Following our report from the city council (published on 17 December), Danyl Afsoud, director of the cabinet of the prefect of Corsica, wishes restore the facts in this case for which the municipality of Ajaccio is fully competent and has requested the support of the state”.

“Given the importance of the issues and although it had not been integrated into the negotiation process between the municipality of Ajaccio and Engie, the state responded doubly, on the one hand, by mobilizing teams of high-level specialists specialized in the engineering of complex projects, on the other hand , providing exceptional financial support to the municipality of Ajaccio to finance its share of the deficit linked to the gas distribution activity, the balance being Thus, pending the future public service contract, scheduled for 2023, the state financed the 70% of the share of the 2021 deficit that weighs on the municipality of Ajaccio and has proposed to increase this funding by 80% for the year 2022 (2.50 million euros financed for a total owed by the municipality of 3.20 million euros ) but also to cover 100% of the depreciation costs of the first year of the Loregaz project, owned by the municipality of Ajaccio (3.4 million euros)*.
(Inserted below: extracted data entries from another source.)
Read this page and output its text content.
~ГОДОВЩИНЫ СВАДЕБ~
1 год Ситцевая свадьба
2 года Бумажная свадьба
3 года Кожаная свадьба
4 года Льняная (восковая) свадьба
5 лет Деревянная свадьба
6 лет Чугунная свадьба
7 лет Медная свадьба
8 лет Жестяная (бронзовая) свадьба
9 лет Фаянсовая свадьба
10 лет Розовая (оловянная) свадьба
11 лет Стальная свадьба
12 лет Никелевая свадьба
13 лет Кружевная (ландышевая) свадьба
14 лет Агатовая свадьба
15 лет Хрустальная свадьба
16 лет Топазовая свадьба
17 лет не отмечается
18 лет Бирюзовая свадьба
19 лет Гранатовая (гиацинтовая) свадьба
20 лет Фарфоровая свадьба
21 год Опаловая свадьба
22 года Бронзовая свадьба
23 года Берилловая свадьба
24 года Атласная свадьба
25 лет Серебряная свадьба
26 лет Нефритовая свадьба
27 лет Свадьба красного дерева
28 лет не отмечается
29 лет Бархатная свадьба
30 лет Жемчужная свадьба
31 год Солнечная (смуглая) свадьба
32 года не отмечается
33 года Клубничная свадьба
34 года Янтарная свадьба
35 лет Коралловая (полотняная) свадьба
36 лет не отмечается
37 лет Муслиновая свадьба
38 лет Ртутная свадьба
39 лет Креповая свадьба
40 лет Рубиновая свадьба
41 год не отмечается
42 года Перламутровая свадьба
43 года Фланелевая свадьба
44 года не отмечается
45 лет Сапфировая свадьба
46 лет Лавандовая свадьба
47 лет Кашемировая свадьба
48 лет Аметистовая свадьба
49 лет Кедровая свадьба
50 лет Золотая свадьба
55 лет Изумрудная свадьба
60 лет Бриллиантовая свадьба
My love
In summary, the state has therefore paid 1.3 million euros to the municipality of Ajaccio for 2021 and intends to finance 5.90 million euros for 2022. However, despite this exceptional effort by the state which aims to ensure continuity of the gas supply to Ajacciens and to support the municipality financially, the latter refuses to finance the rest of its quota, which it intends to limit to 100,000 euros per year.

Conversely, the municipality of Bastia – and the three affected municipalities in its agglomeration – faced with a similar problem, accepted that its share of the deficit was 80% borne by the state and 20% borne by its budget . December 16 edition

Therefore, if the municipality of Ajaccio maintains this position, no co-financing agreement can be signed with the state and when the company Engie sends it in January 2023 the request to cover its deficit for the year 2022, it will no longer be possible for receive financial assistance from the state. The problem with this dossier therefore lies in the refusal of the municipality of Ajaccio to take over the part of the operating deficit that is due to it (631,000 euros, or 20% of the theoretical deficit, the State proposing to finance 80%). Finally, as regards the difference in the economic evaluation of Loregaz, the State is in fact carrying out a financial evaluation of the project – which, moreover, is in the interest of the Municipality, which will assume primary financial responsibility – but these works are not such as to jeopardize the future contract award and have absolutely no impact on the signing of the interim financing agreement for 2022, which is becoming urgent.

In this context, the State fully plays its role in this file for which it has no direct competence, in order to avoid a supply disruption which would be detrimental to many Ajacciens but also to allow the conditions of the formalization of a new contract of public service, satisfactory for all, from 2023″.